Anguids have a relatively good fossil record and are relatively common as fossils in the Late Cretaceous and Paleogene of western North America. The oldest known anguid, with the most complete fossil record of any lizard, is Odaxosaurus, a member of the extinct anguid subfamily Glyptosaurinae, from the late Campanian of Canada, about 75 million years ago. Odaxosaurus and other Late Cretaceous anguids already exhibit many features found in living anguids, including chisel-like teeth and armor plates in the skin, suggesting a long evolutionary history for the group. Anguids were particularly diverse during the Paleocene and Eocene in North America; some species, such as those belonging to Glyptosaurinae, grew to large size and evolved a highly specialized crushing dentition. The long fossil record for the Anguidae in North America suggests that the group probably evolved in North America during the Cretaceous before dispersing to Europe in the Paleogene.

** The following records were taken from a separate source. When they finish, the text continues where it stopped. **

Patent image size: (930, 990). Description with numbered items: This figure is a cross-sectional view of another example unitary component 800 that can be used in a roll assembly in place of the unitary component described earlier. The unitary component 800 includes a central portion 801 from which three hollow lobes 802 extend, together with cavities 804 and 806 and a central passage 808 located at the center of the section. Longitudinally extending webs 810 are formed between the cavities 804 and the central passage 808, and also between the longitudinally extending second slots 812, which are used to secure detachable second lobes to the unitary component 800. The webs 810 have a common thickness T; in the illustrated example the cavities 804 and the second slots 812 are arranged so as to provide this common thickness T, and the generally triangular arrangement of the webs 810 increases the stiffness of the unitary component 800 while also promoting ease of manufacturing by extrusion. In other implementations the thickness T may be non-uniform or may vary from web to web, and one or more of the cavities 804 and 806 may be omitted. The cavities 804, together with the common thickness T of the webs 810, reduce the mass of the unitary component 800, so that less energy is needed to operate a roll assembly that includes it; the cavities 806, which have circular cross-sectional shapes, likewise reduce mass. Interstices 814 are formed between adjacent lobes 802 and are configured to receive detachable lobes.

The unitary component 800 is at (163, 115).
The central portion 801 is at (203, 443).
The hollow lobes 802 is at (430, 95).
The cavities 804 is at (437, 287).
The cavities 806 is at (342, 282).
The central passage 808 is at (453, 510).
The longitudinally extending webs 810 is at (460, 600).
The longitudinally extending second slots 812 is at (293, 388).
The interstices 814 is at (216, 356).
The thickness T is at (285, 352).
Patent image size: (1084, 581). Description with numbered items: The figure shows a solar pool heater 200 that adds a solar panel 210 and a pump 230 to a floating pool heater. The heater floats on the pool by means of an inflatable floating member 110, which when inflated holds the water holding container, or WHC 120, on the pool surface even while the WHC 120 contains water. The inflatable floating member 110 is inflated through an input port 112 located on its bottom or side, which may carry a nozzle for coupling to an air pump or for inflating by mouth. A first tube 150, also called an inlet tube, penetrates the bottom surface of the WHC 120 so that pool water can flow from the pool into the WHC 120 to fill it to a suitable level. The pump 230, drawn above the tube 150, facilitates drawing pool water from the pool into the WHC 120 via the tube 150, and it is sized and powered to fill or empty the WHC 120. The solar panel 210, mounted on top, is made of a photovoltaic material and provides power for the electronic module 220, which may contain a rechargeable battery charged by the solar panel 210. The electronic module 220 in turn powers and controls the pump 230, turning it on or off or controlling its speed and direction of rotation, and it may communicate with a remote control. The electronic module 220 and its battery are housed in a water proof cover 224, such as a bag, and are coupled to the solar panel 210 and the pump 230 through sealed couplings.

This figure shows a former phylogeny of the anguid subfamilies based on maximum-likelihood analysis of mitochondrial DNA sequence data. Diploglossinae and Anniellinae are now considered distinct families.

==Classification==
Family ANGUIDAE
- Subfamily Anguinae
  - Genus Anguis - slowworms (5 species)
  - Genus Dopasia - Asian glass lizards (7 species)
  - Genus Hyalosaurus - North African glass lizard (1 species)
  - Genus Ophisaurus - American glass lizards (13 species)
  - Genus Pseudopus - scheltopusik (1* species)
- Subfamily Gerrhonotinae - alligator lizards
  - Genus Barisia - alligator lizards (7 species)
  - Genus Gerrhonotus - alligator lizards (9 species)
  - Genus Abronia - arboreal alligator lizards (39 species)
  - Genus Elgaria - western alligator lizards (7 species)
- Subfamily †Glyptosaurinae
Genetic evidence indicates that Diploglossinae lies outside the clade containing Anguinae, Gerrhonotinae, and the family Anniellidae, Therefore, it has been placed in own separate family Diploglossidae.